What does a Drama Therapist do?

What a drama therapist does is quite similar to what a traditional therapist does: assess a patient or client's mental health needs, consider approaches that would best serve those needs, and implement them in therapeutic sessions. But unlike traditional therapists, who usually use talk therapy as the basis of their approach, drama therapists use processes from the theater—among them role-playing, storytelling, and performance—to pursue their therapeutic goals. Drama therapy can have many different aims, including revealing something about a client's inner life, providing them the freedom to experiment with different social roles, allowing them to tell their own stories, and helping them confront traumatic experiences, any of which can lead to catharsis.

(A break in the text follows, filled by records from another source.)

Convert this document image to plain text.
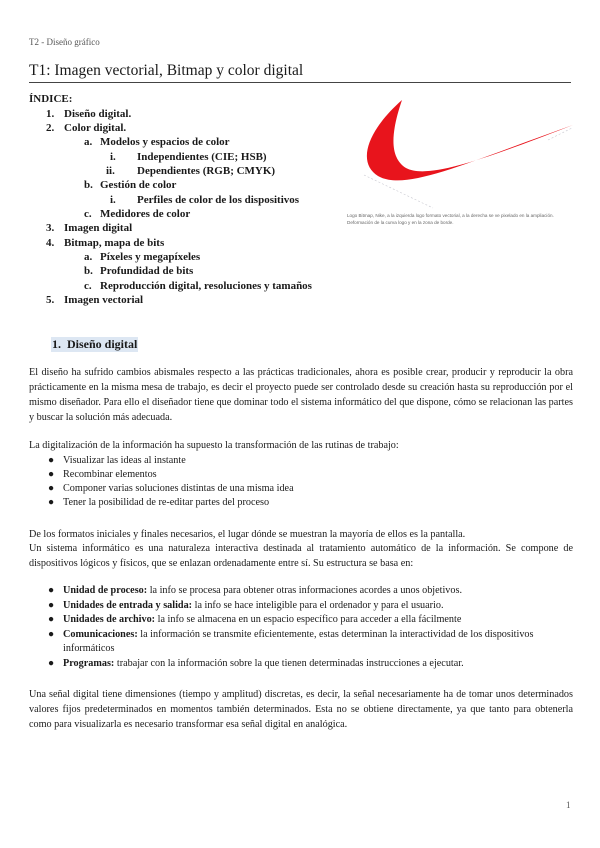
T2 - Diseño gráfico
T1: Imagen vectorial, Bitmap y color digital
ÍNDICE:
1. Diseño digital.
2. Color digital.
a. Modelos y espacios de color
i. Independientes (CIE; HSB)
ii. Dependientes (RGB; CMYK)
b. Gestión de color
i. Perfiles de color de los dispositivos
c. Medidores de color
3. Imagen digital
4. Bitmap, mapa de bits
a. Píxeles y megapíxeles
b. Profundidad de bits
c. Reproducción digital, resoluciones y tamaños
5. Imagen vectorial
Logo Bitmap, Nike, a la izquierda logo formato vectorial, a la derecha se ve pixelado en la ampliación. Deformación de la curva logo y en la zona de borde.
1. Diseño digital

El diseño ha sufrido cambios abismales respecto a las prácticas tradicionales, ahora es posible crear, producir y reproducir la obra prácticamente en la misma mesa de trabajo, es decir el proyecto puede ser controlado desde su creación hasta su reproducción por el mismo diseñador. Para ello el diseñador tiene que dominar todo el sistema informático del que dispone, cómo se relacionan las partes y buscar la solución más adecuada.

La digitalización de la información ha supuesto la transformación de las rutinas de trabajo:

● Visualizar las ideas al instante
● Recombinar elementos
● Componer varias soluciones distintas de una misma idea
● Tener la posibilidad de re-editar partes del proceso

De los formatos iniciales y finales necesarios, el lugar dónde se muestran la mayoría de ellos es la pantalla.

Un sistema informático es una naturaleza interactiva destinada al tratamiento automático de la información. Se compone de dispositivos lógicos y físicos, que se enlazan ordenadamente entre sí. Su estructura se basa en:

● Unidad de proceso: la info se procesa para obtener otras informaciones acordes a unos objetivos.
● Unidades de entrada y salida: la info se hace inteligible para el ordenador y para el usuario.
● Unidades de archivo: la info se almacena en un espacio específico para acceder a ella fácilmente
● Comunicaciones: la información se transmite eficientemente, estas determinan la interactividad de los dispositivos informáticos
● Programas: trabajar con la información sobre la que tienen determinadas instrucciones a ejecutar.

Una señal digital tiene dimensiones (tiempo y amplitud) discretas, es decir, la señal necesariamente ha de tomar unos determinados valores fijos predeterminados en momentos también determinados. Esta no se obtiene directamente, ya que tanto para obtenerla como para visualizarla es necesario transformar esa señal digital en analógica.

1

Drama therapy, sometimes used with individuals but more often in group settings, is an active and experiential approach to therapy, which means there's little sitting around. It's based around facilitating social and interpersonal play and experimentation, allowing participants to rehearse desired behaviors, practice certain interpersonal relationships, confront fears, and explore the roles they play in their own lives. Common activities in drama therapy include improvisation, theater games, group play, enactment, and performance. Drama therapy can help people from a wide range of backgrounds, including members of dysfunctional families, abuse survivors, developmentally disabled individuals, those with behavioral issues, and anyone suffering from post-traumatic stress disorder.

At a Glance

Career Path

After earning a bachelor's degree, most drama therapists start out in the theater world as actors, playwrights, directors, teaching artists, and more. From there, there are two ways to become a registered drama therapist: receive a master's or doctoral degree in drama therapy from a program accredited by the North American Drama Therapy Association (NADTA), or receive a master's or doctoral degree in theater or a mental health profession with additional drama therapy training through NADTA's alternative training program.

As a form of professional advancement or in order to work in a certain setting, drama therapists might also pursue licenses and certifications, which vary from state to state in procedure and requirements. Drama therapists could go on to establish their own private practices or nonprofit organizations, become engaged in research or academia, or incorporate other art forms like music or dance into their practice, becoming creative or expressive arts therapists.

Finding Work

Drama therapists might work part or full-time positions at mental health facilities, schools, hospitals, substance abuse treatment centers, adult day-care centers, correctional facilities, community centers, after-school programs, shelters, group homes, or nursing homes. Drama therapists might also work out of a private practice. Those who work with groups such as prison inmates, ex-cons, the homeless, and at-risk youth likely do so as an employee or leader of an arts-based nonprofit organization

Professional Skills
  • Role-play and storytelling as therapeutic techniques
  • Developing a therapeutic approach
  • Guided improvisation
  • Teaching
  • Empathy
  • Verbal communication
  • Leadership
Interpersonal Skills

Drama therapists are, above all else, passionate about helping others. Ideally, they are comfortable around all kinds of people and dealing with a wide range of personal issues and challenges. Patience, empathy, and great communication skills, as well as a strong interest in drama, are vital. 

Work Life

Drama therapists might work on a freelance basis, piecing together a schedule out of part-time jobs in a variety of settings, or be employed full-time by a large institution, such as a hospital. Work days generally fall within standard business hours, and involve a lot of standing, moving, and directing. Drama therapists likely only find themselves behind a desk while filling out paperwork, scheduling clients, or maintaining a client database.